I had not read before that Havelock Ellis , who lived and worked at Carbis Bay, had described ideas for an nhs in 1897.
Rupert White evidently does not consider psychoanalysis  a science and commends Ellis for giving free marriage guidance sessions.

However the assertion that the St Ives modernist artists embodied ambivalence towards industrial and technological progress surprised me and I would have liked more information to back this up.

The people who became famous and were most accepted in the  cannons of art and literature such as Barbara Hepworth and Ben Nicholson and D H Lawrence were those who concentrated their efforts on being modern and innovative rather than the host of others mentioned who were more zany or esoteric.

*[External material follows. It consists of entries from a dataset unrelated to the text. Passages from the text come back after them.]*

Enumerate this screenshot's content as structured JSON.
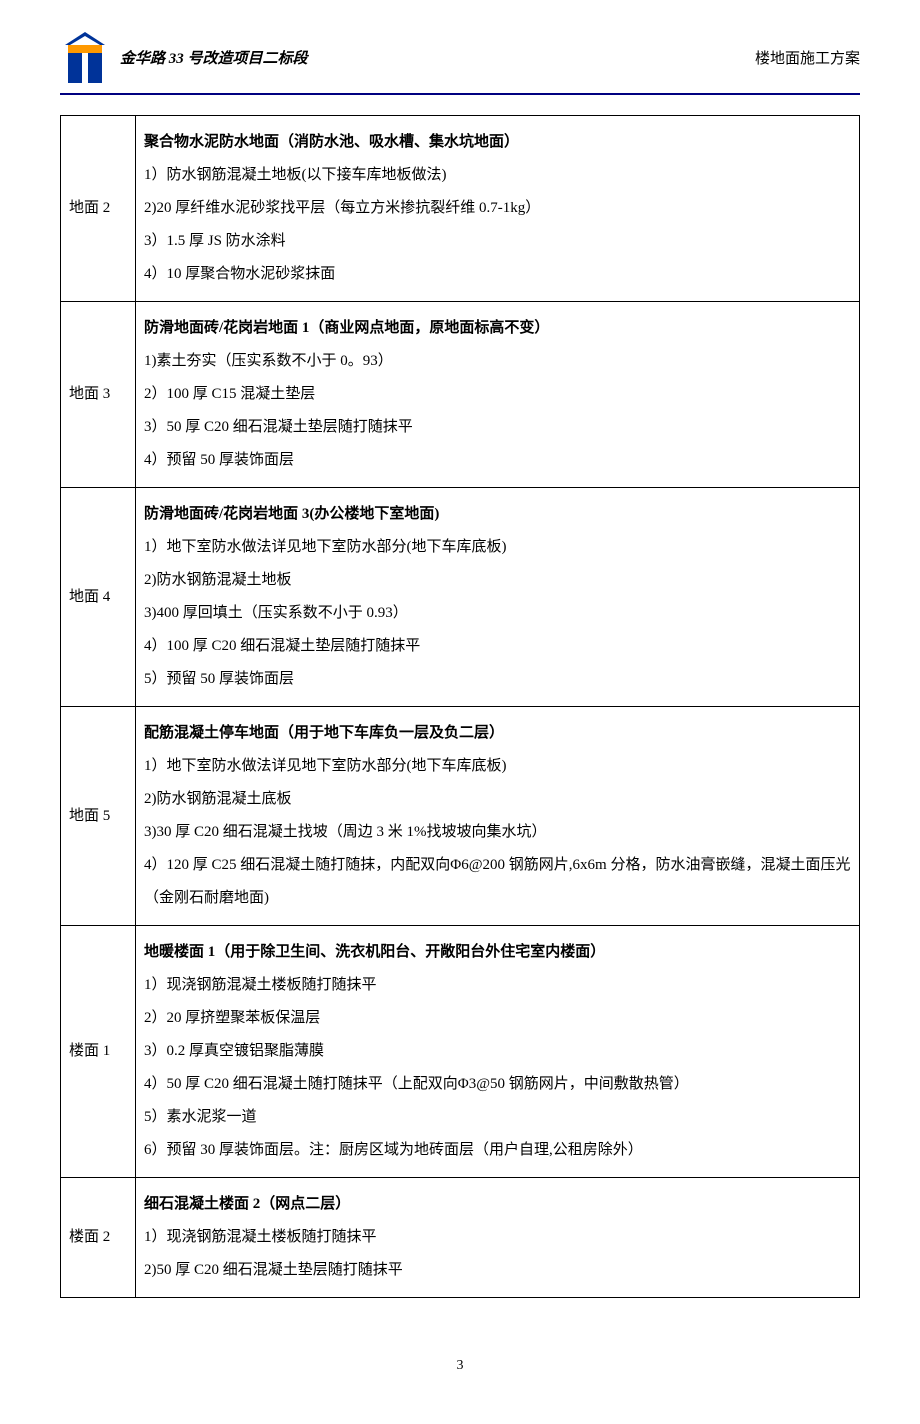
{
  "header": {
    "project_title": "金华路 33 号改造项目二标段",
    "doc_title": "楼地面施工方案",
    "logo_colors": {
      "blue": "#003399",
      "orange": "#ff9900"
    }
  },
  "table": {
    "rows": [
      {
        "label": "地面 2",
        "title": "聚合物水泥防水地面（消防水池、吸水槽、集水坑地面）",
        "items": [
          "1）防水钢筋混凝土地板(以下接车库地板做法)",
          "2)20 厚纤维水泥砂浆找平层（每立方米掺抗裂纤维 0.7-1kg）",
          "3）1.5 厚 JS 防水涂料",
          "4）10 厚聚合物水泥砂浆抹面"
        ]
      },
      {
        "label": "地面 3",
        "title": "防滑地面砖/花岗岩地面 1（商业网点地面，原地面标高不变）",
        "items": [
          "1)素土夯实（压实系数不小于 0。93）",
          "2）100 厚 C15 混凝土垫层",
          "3）50 厚 C20 细石混凝土垫层随打随抹平",
          "4）预留 50 厚装饰面层"
        ]
      },
      {
        "label": "地面 4",
        "title": "防滑地面砖/花岗岩地面 3(办公楼地下室地面)",
        "items": [
          "1）地下室防水做法详见地下室防水部分(地下车库底板)",
          "2)防水钢筋混凝土地板",
          "3)400 厚回填土（压实系数不小于 0.93）",
          "4）100 厚 C20 细石混凝土垫层随打随抹平",
          "5）预留 50 厚装饰面层"
        ]
      },
      {
        "label": "地面 5",
        "title": "配筋混凝土停车地面（用于地下车库负一层及负二层）",
        "items": [
          "1）地下室防水做法详见地下室防水部分(地下车库底板)",
          "2)防水钢筋混凝土底板",
          "3)30 厚 C20 细石混凝土找坡（周边 3 米 1%找坡坡向集水坑）",
          "4）120 厚 C25 细石混凝土随打随抹，内配双向Φ6@200 钢筋网片,6x6m 分格，防水油膏嵌缝，混凝土面压光（金刚石耐磨地面)"
        ]
      },
      {
        "label": "楼面 1",
        "title": "地暖楼面 1（用于除卫生间、洗衣机阳台、开敞阳台外住宅室内楼面）",
        "items": [
          "1）现浇钢筋混凝土楼板随打随抹平",
          "2）20 厚挤塑聚苯板保温层",
          "3）0.2 厚真空镀铝聚脂薄膜",
          "4）50 厚 C20 细石混凝土随打随抹平（上配双向Φ3@50 钢筋网片，中间敷散热管）",
          "5）素水泥浆一道",
          "6）预留 30 厚装饰面层。注：厨房区域为地砖面层（用户自理,公租房除外）"
        ]
      },
      {
        "label": "楼面 2",
        "title": "细石混凝土楼面 2（网点二层）",
        "items": [
          "1）现浇钢筋混凝土楼板随打随抹平",
          "2)50 厚 C20 细石混凝土垫层随打随抹平"
        ]
      }
    ]
  },
  "page_number": "3"
}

Ben Nicholson disliked surrealism apparently and Henry Moore spoke of a serious quarrel between modernism and surrealism. The latter encouraged an uncensored anti bourgeois disorder whereas modernist abstraction aimed to make a more harmonious world after the chaos of war. This distinction made sense to me.
Rupert White acknowledges that it was the fame of the modernists that lead to the St Ives Tate being established 1993.

I felt sometimes the author was loth to sufficiently sift his researches and an example is the inclusion of, as the very last item in the book, the plaque on St Ives RC church commemorating the execution of John Payne in 1549, alongside the terrible slaughter of hundreds of Cornish people who objected to imposition of the English prayer book.
This is a topic rather outside the scope of the book and it sent this reader off at a tangent.

I would say ‘Magic and Modernism’ is a compendium of interesting research that gives an awareness of the times described.

I enjoyed this account  of developments in Cornish culture and thank Rupert White for writing it.